Alison Mackay is the 2020 recipient of the $20,000 Gallipoli Art Prize for her painting Breathe.
In a first for the prize, the exhibition is open to viewers through a 360 degree virtual tour of the Merrylands RSL where it is currently installed. While the RSL remains closed to the public, this innovation brings works by the winners and finalists to a much wider audience.
Mackay’s winning work, painted on nine birch panels, depicts nine gas masks from World War I. For the artist, this piece was partly a response to recent experiences of bushfires on the NSW South Coast.
“The gas mask was patented in 1914 and over a century later, in this recent summer of fire and smoke, protective breathing masks were once again in use,” Mackay says in her artist statement. “My personal experience of these fires and the mask I needed to wear for smoke protection made me think about this connection between past and present.”

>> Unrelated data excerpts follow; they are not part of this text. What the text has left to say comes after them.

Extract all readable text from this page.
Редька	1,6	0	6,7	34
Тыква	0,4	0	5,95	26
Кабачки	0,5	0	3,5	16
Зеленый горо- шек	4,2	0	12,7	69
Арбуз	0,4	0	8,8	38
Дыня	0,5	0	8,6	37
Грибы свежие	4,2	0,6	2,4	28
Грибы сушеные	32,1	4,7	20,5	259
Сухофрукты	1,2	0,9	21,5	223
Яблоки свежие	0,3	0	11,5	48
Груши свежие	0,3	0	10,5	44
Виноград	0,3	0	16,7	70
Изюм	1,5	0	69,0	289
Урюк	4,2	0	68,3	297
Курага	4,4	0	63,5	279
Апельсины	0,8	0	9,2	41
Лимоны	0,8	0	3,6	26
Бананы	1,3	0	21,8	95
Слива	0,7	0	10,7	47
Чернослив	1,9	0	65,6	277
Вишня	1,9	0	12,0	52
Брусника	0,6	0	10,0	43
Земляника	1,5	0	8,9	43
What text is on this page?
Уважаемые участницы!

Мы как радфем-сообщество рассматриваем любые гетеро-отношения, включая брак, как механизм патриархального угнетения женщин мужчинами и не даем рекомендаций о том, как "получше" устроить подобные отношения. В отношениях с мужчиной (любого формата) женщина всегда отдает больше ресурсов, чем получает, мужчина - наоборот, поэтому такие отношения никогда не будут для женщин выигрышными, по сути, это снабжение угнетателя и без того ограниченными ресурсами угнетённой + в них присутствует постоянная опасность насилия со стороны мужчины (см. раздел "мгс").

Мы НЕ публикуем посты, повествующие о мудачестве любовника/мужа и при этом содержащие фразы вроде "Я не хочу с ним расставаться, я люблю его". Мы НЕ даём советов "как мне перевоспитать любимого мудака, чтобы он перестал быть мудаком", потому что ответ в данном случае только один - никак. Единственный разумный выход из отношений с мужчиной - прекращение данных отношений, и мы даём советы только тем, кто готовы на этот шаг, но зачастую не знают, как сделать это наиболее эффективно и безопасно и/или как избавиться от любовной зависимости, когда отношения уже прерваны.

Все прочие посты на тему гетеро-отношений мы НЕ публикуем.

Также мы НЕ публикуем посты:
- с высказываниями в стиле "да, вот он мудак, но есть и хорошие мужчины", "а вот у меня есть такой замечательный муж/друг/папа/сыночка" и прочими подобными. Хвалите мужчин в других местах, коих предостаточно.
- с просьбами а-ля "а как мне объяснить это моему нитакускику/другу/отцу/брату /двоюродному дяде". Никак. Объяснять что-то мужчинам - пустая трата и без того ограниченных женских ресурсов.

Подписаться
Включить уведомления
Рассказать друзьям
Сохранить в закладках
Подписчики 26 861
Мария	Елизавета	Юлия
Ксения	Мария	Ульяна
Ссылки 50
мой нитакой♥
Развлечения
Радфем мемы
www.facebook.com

Of course, given the current impact of COVID-19 restrictions on exhibitions and ANZAC Day memorials alike, the breathing mask is an especially poignant image.

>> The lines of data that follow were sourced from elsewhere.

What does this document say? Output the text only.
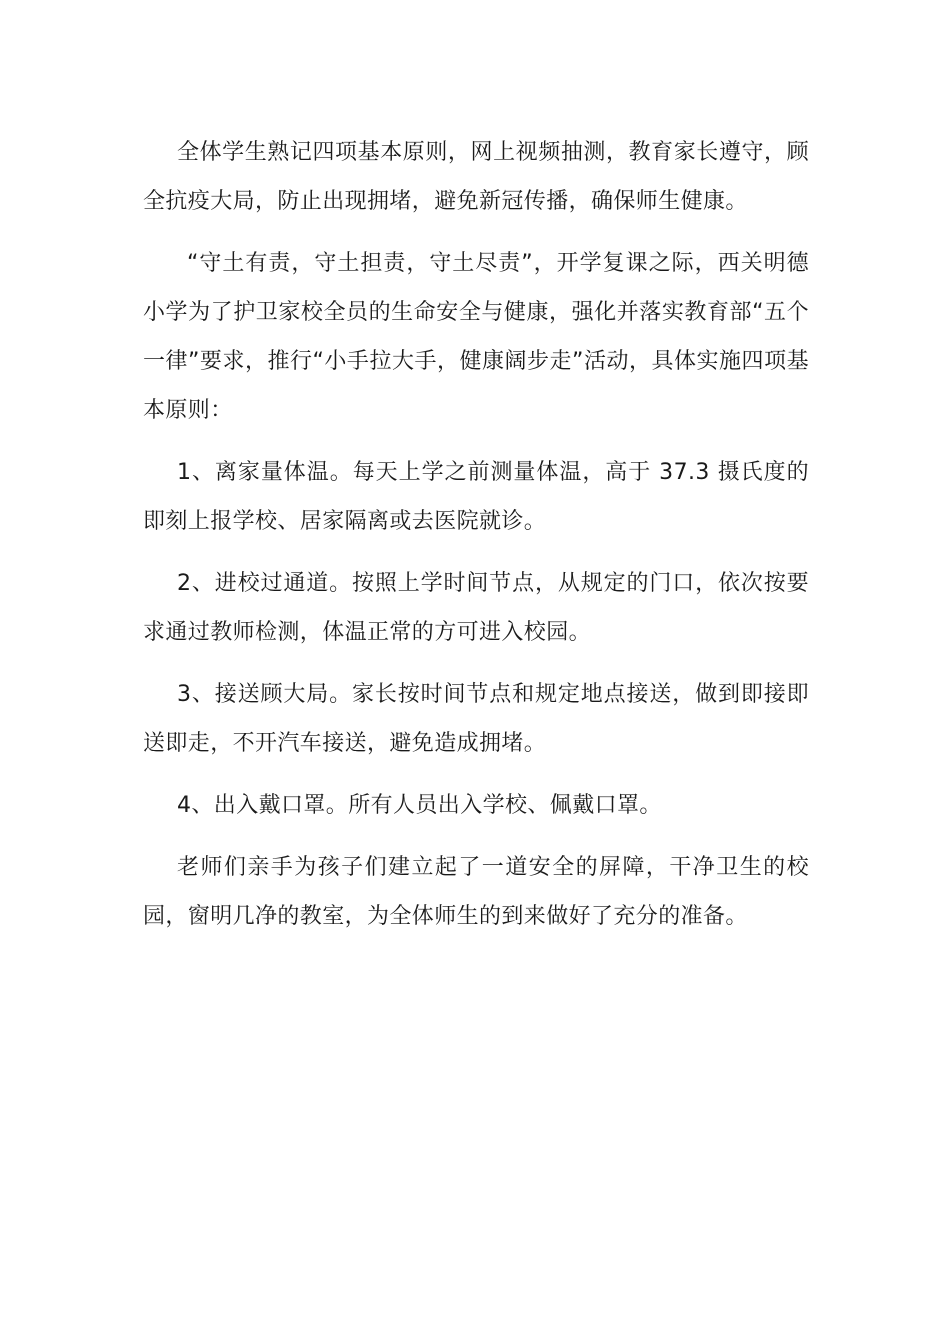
全体学生熟记四项基本原则，网上视频抽测，教育家长遵守，顾全抗疫大局，防止出现拥堵，避免新冠传播，确保师生健康。

“守土有责，守土担责，守土尽责”，开学复课之际，西关明德小学为了护卫家校全员的生命安全与健康，强化并落实教育部“五个一律”要求，推行“小手拉大手，健康阔步走”活动，具体实施四项基本原则：

1、离家量体温。每天上学之前测量体温，高于 37.3 摄氏度的即刻上报学校、居家隔离或去医院就诊。

2、进校过通道。按照上学时间节点，从规定的门口，依次按要求通过教师检测，体温正常的方可进入校园。

3、接送顾大局。家长按时间节点和规定地点接送，做到即接即送即走，不开汽车接送，避免造成拥堵。

4、出入戴口罩。所有人员出入学校、佩戴口罩。

老师们亲手为孩子们建立起了一道安全的屏障，干净卫生的校园，窗明几净的教室，为全体师生的到来做好了充分的准备。
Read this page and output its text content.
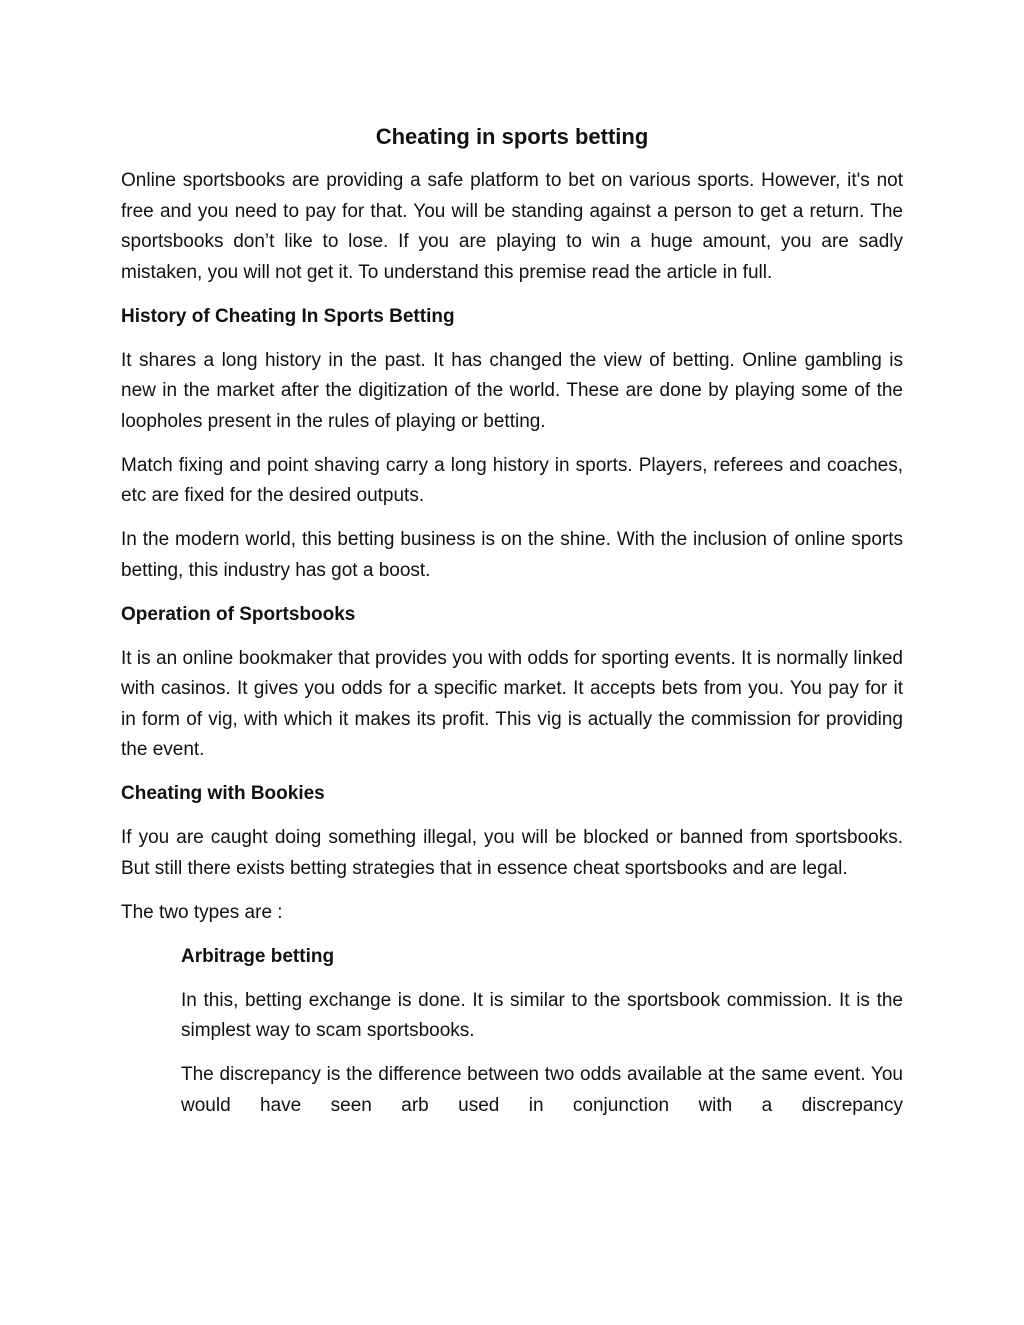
Cheating in sports betting

Online sportsbooks are providing a safe platform to bet on various sports. However, it's not free and you need to pay for that. You will be standing against a person to get a return. The sportsbooks don’t like to lose. If you are playing to win a huge amount, you are sadly mistaken, you will not get it. To understand this premise read the article in full.

History of Cheating In Sports Betting

It shares a long history in the past. It has changed the view of betting. Online gambling is new in the market after the digitization of the world. These are done by playing some of the loopholes present in the rules of playing or betting.

Match fixing and point shaving carry a long history in sports. Players, referees and coaches, etc are fixed for the desired outputs.

In the modern world, this betting business is on the shine. With the inclusion of online sports betting, this industry has got a boost.

Operation of Sportsbooks

It is an online bookmaker that provides you with odds for sporting events. It is normally linked with casinos. It gives you odds for a specific market. It accepts bets from you. You pay for it in form of vig, with which it makes its profit. This vig is actually the commission for providing the event.

Cheating with Bookies

If you are caught doing something illegal, you will be blocked or banned from sportsbooks. But still there exists betting strategies that in essence cheat sportsbooks and are legal.

The two types are :

Arbitrage betting

In this, betting exchange is done. It is similar to the sportsbook commission. It is the simplest way to scam sportsbooks.

The discrepancy is the difference between two odds available at the same event. You would have seen arb used in conjunction with a discrepancy
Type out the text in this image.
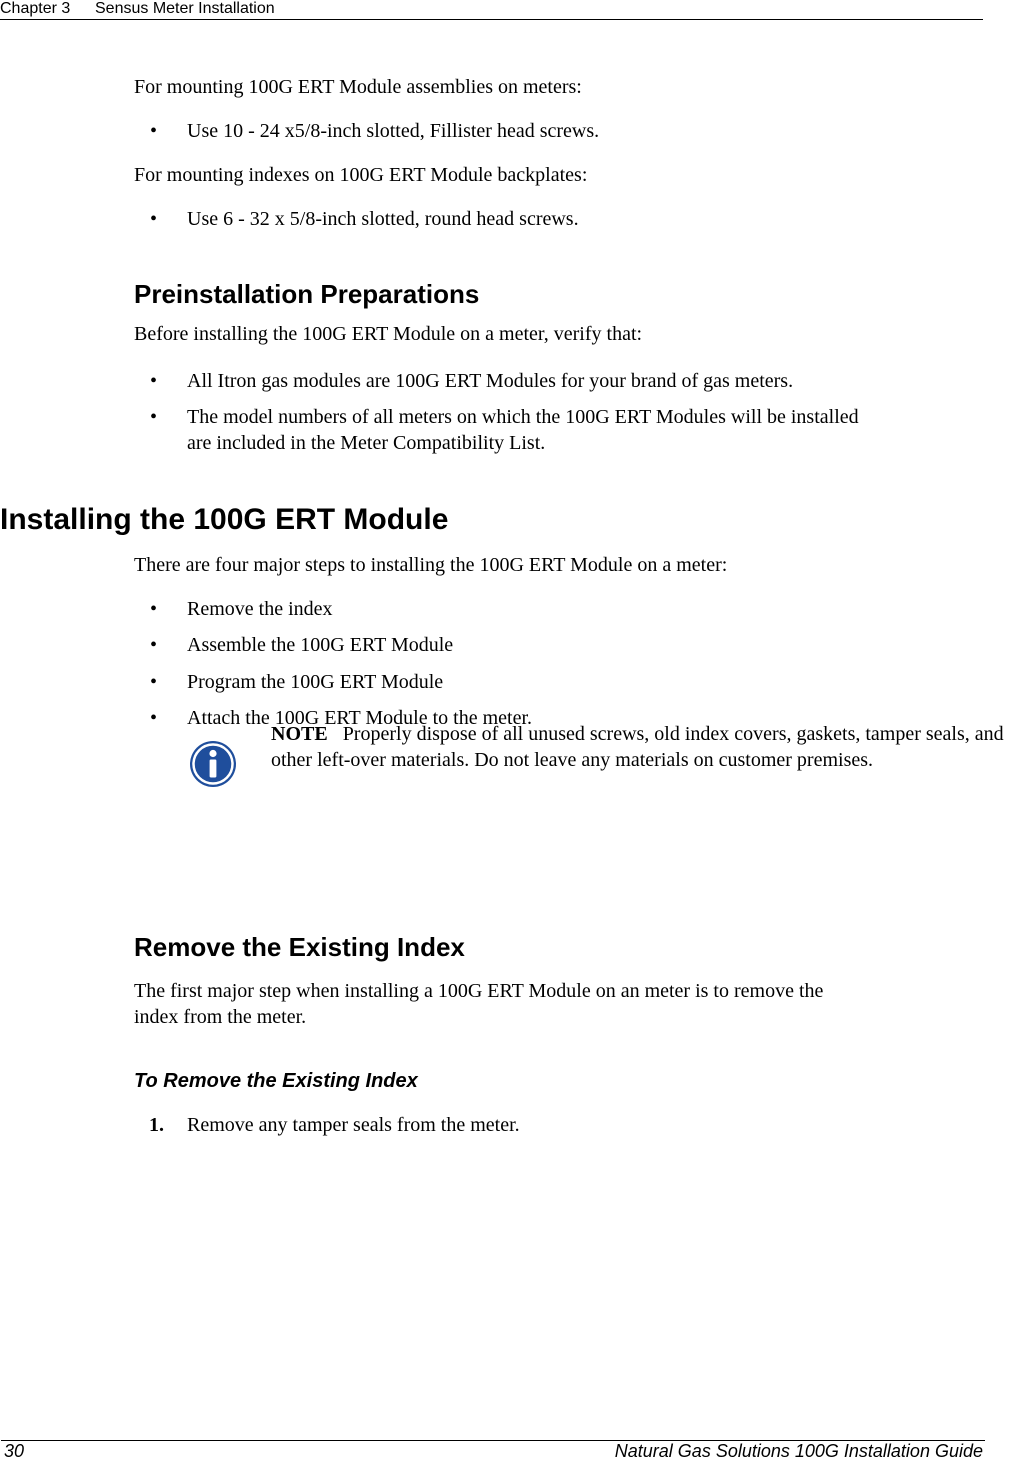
Chapter 3 Sensus Meter Installation
For mounting 100G ERT Module assemblies on meters:
• Use 10 - 24 x5/8-inch slotted, Fillister head screws.
For mounting indexes on 100G ERT Module backplates:
• Use 6 - 32 x 5/8-inch slotted, round head screws.
Preinstallation Preparations
Before installing the 100G ERT Module on a meter, verify that:
• All Itron gas modules are 100G ERT Modules for your brand of gas meters.
• The model numbers of all meters on which the 100G ERT Modules will be installed
are included in the Meter Compatibility List.
Installing the 100G ERT Module
There are four major steps to installing the 100G ERT Module on a meter:
• Remove the index
• Assemble the 100G ERT Module
• Program the 100G ERT Module
• Attach the 100G ERT Module to the meter.
NOTE Properly dispose of all unused screws, old index covers, gaskets, tamper seals, and other left-over materials. Do not leave any materials on customer premises.
Remove the Existing Index
The first major step when installing a 100G ERT Module on an meter is to remove the
index from the meter.
To Remove the Existing Index
1. Remove any tamper seals from the meter.
30	Natural Gas Solutions 100G Installation Guide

The prize, which has been running for 15 years, invites artists to respond to the Gallipoli Memorial Club’s values of loyalty, respect, love of country, courage and comradeship. The works do not need to depict warfare or relate to any particular conflict.
Artists Lori Pensini and Deirdre Bean received Highly Commended awards for their works.
Award judge and Gallipoli Club president John Robertson pointed out the resonance of the prize at this moment in history. “At a time when we are suffering great fear and loss worldwide, The Gallipoli Art Prize provides an important opportunity to reflect on periods of hardship in our collective history, including the 1919 influenza pandemic, and to commemorate those qualities that helped us through adversity.”